Charleston, South Carolina–based design duo Mitchell Hill had found the perfect spot for their new shop. Located on Upper King Street, in the heart of one of the city’s buzziest neighborhoods, the building was right across the street from a hip hotel, with plenty of parking nearby. One slight problem: It was 12,000 square feet, more than double the size of the space they had been in before.
“It was kinda like jumping off a cliff initially,” says co-founder Tyler Hill. In its previous incarnation, the shop had been something of a unique hybrid—an art gallery, a furniture showroom and a showcase for the company’s interior design services. Having so much room to play with was daunting, but it opened up new possibilities. “We decided we need to be more. … We started thinking about how we could use the space to be a more complete design resource to the trade.”
The end result, soft-opening this week, is also a kind of hybrid—though more ambitious in scale. With a full spectrum of vendors, from hardwood flooring to rugs to paint, the new location hovers somewhere in the space between a boutique multiline and a full-fledged design center. The goal, Hill says, is to get Charleston designers to stay in town rather than making the five-hour trek to Atlanta.
His timing is fortuitous. In recent years, Charleston has been enjoying something of a design renaissance. The Southern Style Now festival came to the city last year. Amanda Lindroth opened up a shop this year. The reality show Southern Charm, much to the chagrin of locals, has drawn national attention to the city. “Charleston is buzzy,” says Hill. “We keep popping up on lists of top places to visit in America, and the design scene has been on the rise.”

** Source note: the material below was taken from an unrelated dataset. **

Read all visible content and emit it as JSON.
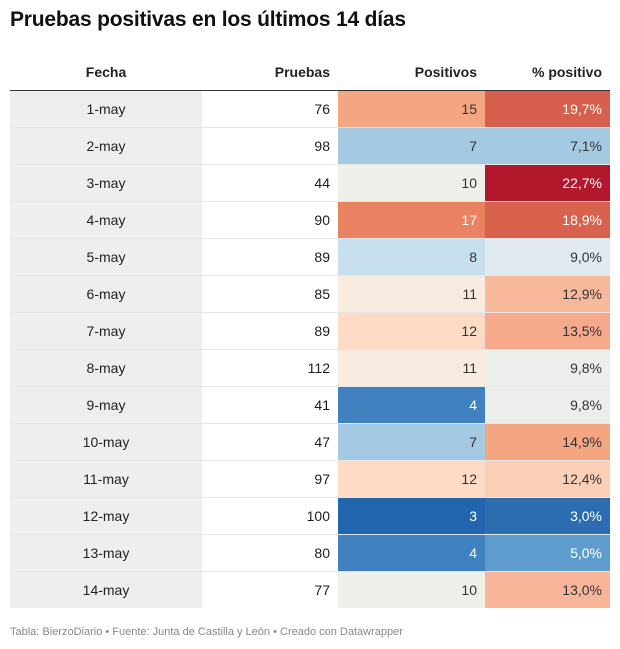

Of course, multiline showrooms are a tough business, and Hill has been conscious of the challenges inherent to the market while curating the selection of lines. Choosing great brands with great product was obvious, but he says he was careful to seek out partners who are looking to move fast and be more flexible.

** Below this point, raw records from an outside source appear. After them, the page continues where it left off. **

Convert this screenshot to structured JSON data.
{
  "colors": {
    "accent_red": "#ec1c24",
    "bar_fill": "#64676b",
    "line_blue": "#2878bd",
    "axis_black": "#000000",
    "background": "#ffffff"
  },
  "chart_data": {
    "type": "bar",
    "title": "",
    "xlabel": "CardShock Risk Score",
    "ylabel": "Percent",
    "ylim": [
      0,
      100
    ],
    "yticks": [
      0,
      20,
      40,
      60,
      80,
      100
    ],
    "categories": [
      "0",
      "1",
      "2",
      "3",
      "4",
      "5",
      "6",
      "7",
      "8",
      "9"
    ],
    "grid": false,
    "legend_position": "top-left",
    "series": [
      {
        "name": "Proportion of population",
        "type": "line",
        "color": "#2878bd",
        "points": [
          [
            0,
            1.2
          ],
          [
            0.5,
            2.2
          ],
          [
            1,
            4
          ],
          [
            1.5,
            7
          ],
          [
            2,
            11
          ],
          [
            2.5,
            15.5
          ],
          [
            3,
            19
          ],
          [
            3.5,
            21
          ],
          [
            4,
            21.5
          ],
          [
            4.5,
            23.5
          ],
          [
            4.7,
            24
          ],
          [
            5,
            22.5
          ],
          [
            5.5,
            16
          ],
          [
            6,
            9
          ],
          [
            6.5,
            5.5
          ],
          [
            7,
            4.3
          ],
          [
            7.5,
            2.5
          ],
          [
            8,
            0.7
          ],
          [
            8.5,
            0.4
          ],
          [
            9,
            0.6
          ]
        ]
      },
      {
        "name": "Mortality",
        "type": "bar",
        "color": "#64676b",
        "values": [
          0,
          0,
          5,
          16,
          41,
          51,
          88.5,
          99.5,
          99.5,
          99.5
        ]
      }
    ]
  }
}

“We have to continue to innovate, and not be scared of technology and this younger generation being less patient than baby boomers,” says Hill. “We’re going to have to make a lot of changes because of Amazon and other online retailers. … We’ve located some lines that have three-week ship dates, and we’re always looking for brands that will do some level of customization. It’s so important in this day and age not to tell customers no.”
Among a list of vendors joining Mitchell Hill’s roster: Farrow & Ball, C2 Paint, Materials Marketing, Cosentino, and Artitalia Flooring—all in addition to a list that already included a range of designer-friendly furnishing brands like Baker, Hickory Chair, Chaddock, Theodore Alexander and Currey & Company.
One surprise Hill encountered when putting the new showroom together: having more room ironically led to cuts. With more types of product sharing the same space, tighter curation was necessary to avoid a claustrophobic too-much-all-at-once feeling. As a result, the gallery side of the operation will go from representing 30 artists to between 15 or 20. “We’re really trying hard to find that balance, because we have so much space, but we don’t want things to feel overcrowded,” says Hill. “We’re finding that less is more.”